Yup, I suspect that if the core kernel ends up caring about this problem
then the VFS will be involved in helping file systems sort the locks
they'll acquire around IO.

> I am not an expert so could someone please explain why this cannot be
>  done with a_ops->prepare_write and friends?

I'll try, briefly.

Usually clustered file systems in Linux maintain data consistency for
normal posix IO by holding DLM locks for the duration of their
file->{read,write} methods.  A task on a node won't be able to read
until all tasks on other nodes have finished any conflicting writes they
might have been performing, etc, nothing surprising here.

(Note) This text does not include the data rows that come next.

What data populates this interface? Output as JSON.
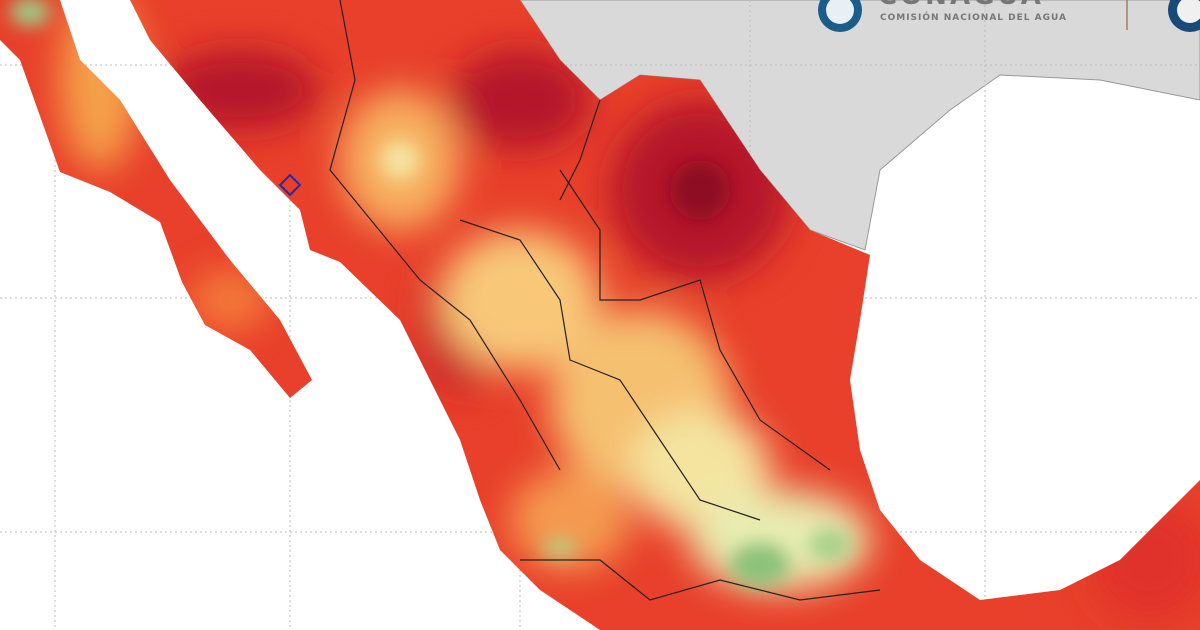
{
  "header": {
    "logo": "CONAGUA",
    "agency": "COMISIÓN NACIONAL DEL AGUA"
  }
}
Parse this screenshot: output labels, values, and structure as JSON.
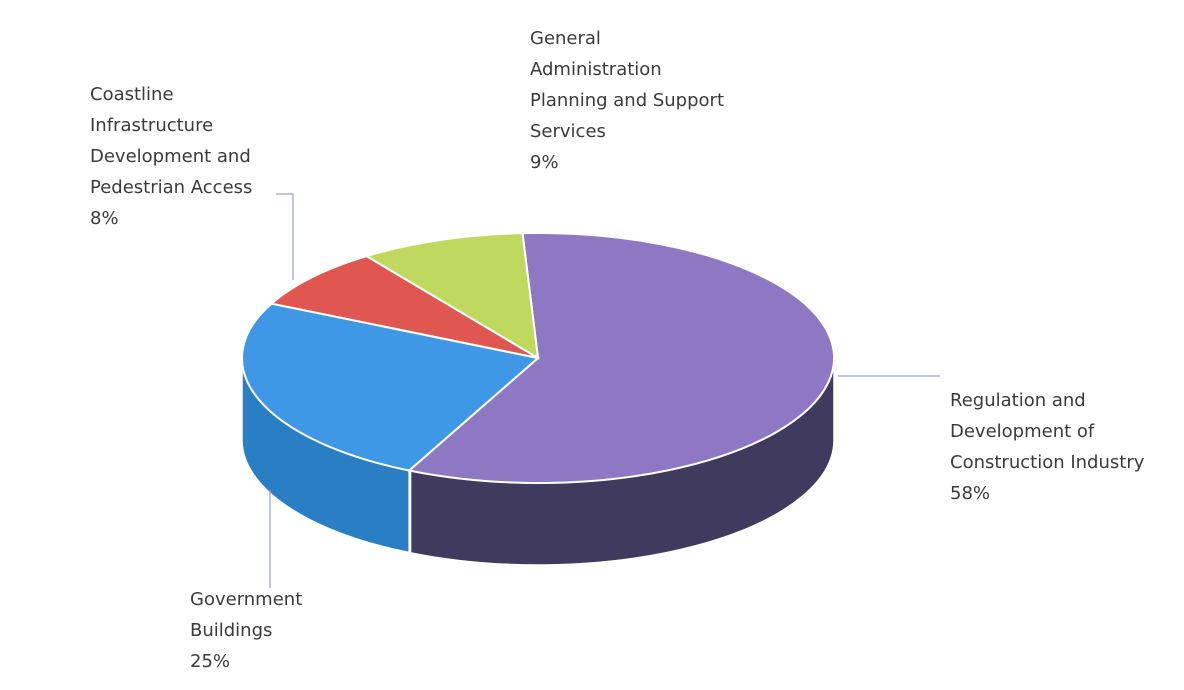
{
  "chart_data": {
    "type": "pie",
    "style": "3d",
    "title": "",
    "legend": "none",
    "slices": [
      {
        "label": [
          "Regulation and",
          "Development of",
          "Construction Industry"
        ],
        "percent_label": "58%",
        "value": 58,
        "color": "#8e78c4",
        "side_color": "#3f3a5e"
      },
      {
        "label": [
          "Government",
          "Buildings"
        ],
        "percent_label": "25%",
        "value": 25,
        "color": "#3f98e6",
        "side_color": "#2a7fc4"
      },
      {
        "label": [
          "Coastline",
          "Infrastructure",
          "Development and",
          "Pedestrian Access"
        ],
        "percent_label": "8%",
        "value": 8,
        "color": "#e05752",
        "side_color": "#b8413d"
      },
      {
        "label": [
          "General",
          "Administration",
          "Planning and Support",
          "Services"
        ],
        "percent_label": "9%",
        "value": 9,
        "color": "#bfd95e",
        "side_color": "#98b144"
      }
    ]
  }
}
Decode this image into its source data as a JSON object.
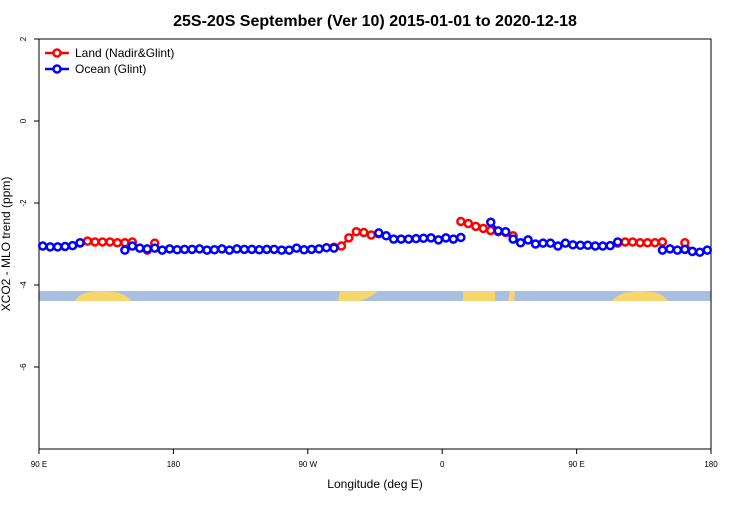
{
  "chart_data": {
    "type": "line",
    "title": "25S-20S September (Ver 10)   2015-01-01 to 2020-12-18",
    "x_label": "Longitude (deg E)",
    "y_label": "XCO2 - MLO trend (ppm)",
    "xlim": [
      90,
      540
    ],
    "xticks": [
      {
        "value": 90,
        "label": "90 E"
      },
      180,
      {
        "value": 270,
        "label": "90 W"
      },
      {
        "value": 360,
        "label": "0"
      },
      {
        "value": 450,
        "label": "90 E"
      },
      {
        "value": 540,
        "label": "180"
      }
    ],
    "ylim": [
      -8,
      2
    ],
    "yticks": [
      -6,
      -4,
      -2,
      0,
      2
    ],
    "legend": "top-left",
    "x": [
      92.5,
      97.5,
      102.5,
      107.5,
      112.5,
      117.5,
      122.5,
      127.5,
      132.5,
      137.5,
      142.5,
      147.5,
      152.5,
      157.5,
      162.5,
      167.5,
      172.5,
      177.5,
      182.5,
      187.5,
      192.5,
      197.5,
      202.5,
      207.5,
      212.5,
      217.5,
      222.5,
      227.5,
      232.5,
      237.5,
      242.5,
      247.5,
      252.5,
      257.5,
      262.5,
      267.5,
      272.5,
      277.5,
      282.5,
      287.5,
      292.5,
      297.5,
      302.5,
      307.5,
      312.5,
      317.5,
      322.5,
      327.5,
      332.5,
      337.5,
      342.5,
      347.5,
      352.5,
      357.5,
      362.5,
      367.5,
      372.5,
      377.5,
      382.5,
      387.5,
      392.5,
      397.5,
      402.5,
      407.5,
      412.5,
      417.5,
      422.5,
      427.5,
      432.5,
      437.5,
      442.5,
      447.5,
      452.5,
      457.5,
      462.5,
      467.5,
      472.5,
      477.5,
      482.5,
      487.5,
      492.5,
      497.5,
      502.5,
      507.5,
      512.5,
      517.5,
      522.5,
      527.5,
      532.5,
      537.5
    ],
    "series": [
      {
        "name": "Land (Nadir&Glint)",
        "color": "#ff0000",
        "values": [
          null,
          null,
          null,
          null,
          null,
          -2.98,
          -2.93,
          -2.95,
          -2.95,
          -2.95,
          -2.97,
          -2.97,
          -2.95,
          null,
          -3.15,
          -2.98,
          null,
          null,
          null,
          null,
          null,
          null,
          null,
          null,
          null,
          null,
          null,
          null,
          null,
          null,
          null,
          null,
          null,
          null,
          null,
          null,
          null,
          null,
          null,
          -3.08,
          -3.05,
          -2.85,
          -2.7,
          -2.72,
          -2.78,
          -2.75,
          null,
          null,
          null,
          null,
          null,
          null,
          null,
          null,
          null,
          null,
          -2.45,
          -2.5,
          -2.57,
          -2.62,
          -2.67,
          -2.7,
          -2.72,
          -2.8,
          null,
          null,
          null,
          null,
          null,
          null,
          null,
          null,
          null,
          null,
          null,
          null,
          null,
          -2.98,
          -2.95,
          -2.95,
          -2.97,
          -2.97,
          -2.97,
          -2.95,
          null,
          null,
          -2.97,
          -3.18,
          null,
          null
        ]
      },
      {
        "name": "Ocean (Glint)",
        "color": "#0000ff",
        "values": [
          -3.05,
          -3.07,
          -3.07,
          -3.06,
          -3.04,
          -2.97,
          null,
          null,
          null,
          null,
          null,
          -3.15,
          -3.05,
          -3.1,
          -3.12,
          -3.1,
          -3.15,
          -3.12,
          -3.14,
          -3.13,
          -3.13,
          -3.12,
          -3.15,
          -3.14,
          -3.12,
          -3.15,
          -3.12,
          -3.13,
          -3.13,
          -3.14,
          -3.13,
          -3.13,
          -3.15,
          -3.15,
          -3.1,
          -3.14,
          -3.13,
          -3.12,
          -3.09,
          -3.1,
          null,
          null,
          null,
          null,
          null,
          -2.73,
          -2.8,
          -2.88,
          -2.88,
          -2.88,
          -2.87,
          -2.86,
          -2.85,
          -2.9,
          -2.85,
          -2.88,
          -2.84,
          null,
          null,
          null,
          -2.47,
          -2.68,
          -2.7,
          -2.88,
          -2.97,
          -2.9,
          -3.0,
          -2.98,
          -2.98,
          -3.05,
          -2.98,
          -3.02,
          -3.03,
          -3.03,
          -3.05,
          -3.05,
          -3.04,
          -2.95,
          null,
          null,
          null,
          null,
          null,
          -3.15,
          -3.12,
          -3.15,
          -3.13,
          -3.18,
          -3.2,
          -3.15
        ]
      }
    ]
  }
}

Now say we want to extend consistency guarantees to mmap().  This boils
down to protecting mappings with DLM locks.  Say a page is mapped for
reading, the continued presence of that mapping is protected by holding
a DLM lock.  If another node goes to write to that page, the read lock
is revoked and the mapping is torn down.  These locks are acquired in
a_ops->nopage as the task faults and tries to bring up the mapping.

And that's the problem. Because they're acquired in ->nopage they can
be acquired during a fault that is servicing the 'buf' argument to an
outer file->{read,write} operation which has grabbed a lock for the
target file. Acquiring multiple locks introduces the risk of ABBA
deadlocks. It's trivial to construct examples of mmap(), read(), and
write() on 2 nodes with 2 files that deadlock.

So clustered file systems in Linux (GFS, Lustre, OCFS2, (GPFS?)) all
walk vmas in their file->{read,write} to discover mappings that belong
to their files so that they can preemptively sort and acquire the locks
that will be needed to cover the mappings that might be established in
->nopage. As you point out, this both relies on the mappings not
changing and gets very exciting when you mix files and mappings between
file systems that are each sorting and acquiring their own DLM locks.

I brought this up with some people at the kernel summit but no one,
including myself, considers it a high priority.  It wouldn't be too hard
to construct a patch if people want to take a look.